Der Reitstadel in Neumarkt/Opf. ist für mich ein besonders guter Saal für Kammermusik. Nicht umsonst spielen dort die weltbesten Musiker und nehmen auch dort ihre CDs auf (Brendel, Schiff u.a.). Dort zu musizieren ist ein Risiko: sofort stellen sich unwillkürlich Vergleiche mit den internationalen Spitzenmusikern ein. Jetzt wagte das Bamberger Streichquartett einen Vergleich. Das Ensemble besteht aus, zugegeben, Spitzenmusikern und aus einem, zugegeben, Spitzenorchester. Aber eben doch kein professionelles Streichquartett (z.B. Emerson- oder Alban-Berg-Quartett).
Ich hörte ein Haydn-Quartett und Schuberts berühmtes (und gefürchtetes) d-Moll Quartett "Der Tod und das Mädchen".

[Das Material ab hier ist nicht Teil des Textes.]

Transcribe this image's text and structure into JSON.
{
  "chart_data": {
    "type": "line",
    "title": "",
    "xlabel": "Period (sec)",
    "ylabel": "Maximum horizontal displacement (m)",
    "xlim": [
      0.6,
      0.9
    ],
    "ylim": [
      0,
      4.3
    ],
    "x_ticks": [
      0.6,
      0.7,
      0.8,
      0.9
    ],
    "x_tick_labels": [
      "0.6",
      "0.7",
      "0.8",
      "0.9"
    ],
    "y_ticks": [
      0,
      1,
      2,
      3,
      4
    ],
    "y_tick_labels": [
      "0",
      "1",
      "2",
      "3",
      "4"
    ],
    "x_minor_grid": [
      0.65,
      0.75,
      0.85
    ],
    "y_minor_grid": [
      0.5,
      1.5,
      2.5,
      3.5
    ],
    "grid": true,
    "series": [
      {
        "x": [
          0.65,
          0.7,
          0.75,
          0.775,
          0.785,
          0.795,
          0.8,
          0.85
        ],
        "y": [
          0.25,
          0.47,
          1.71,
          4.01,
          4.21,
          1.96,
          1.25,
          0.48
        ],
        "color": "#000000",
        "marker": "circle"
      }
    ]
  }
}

Um es kurz zu machen: es war ein phänomenales Konzert! Dieses Ensemble braucht keine Vergleiche zu scheuen: wunderschöner Klang, technisch perfekt, musikalisch intelligent und mit leidenschaftlichem Temperament! Kompliment. Die Kommentare des Cellisten zur Musik waren voller Esprit und fachlich souverän. Das Konzert in Neumarkt wird mir unvergesslich bleiben.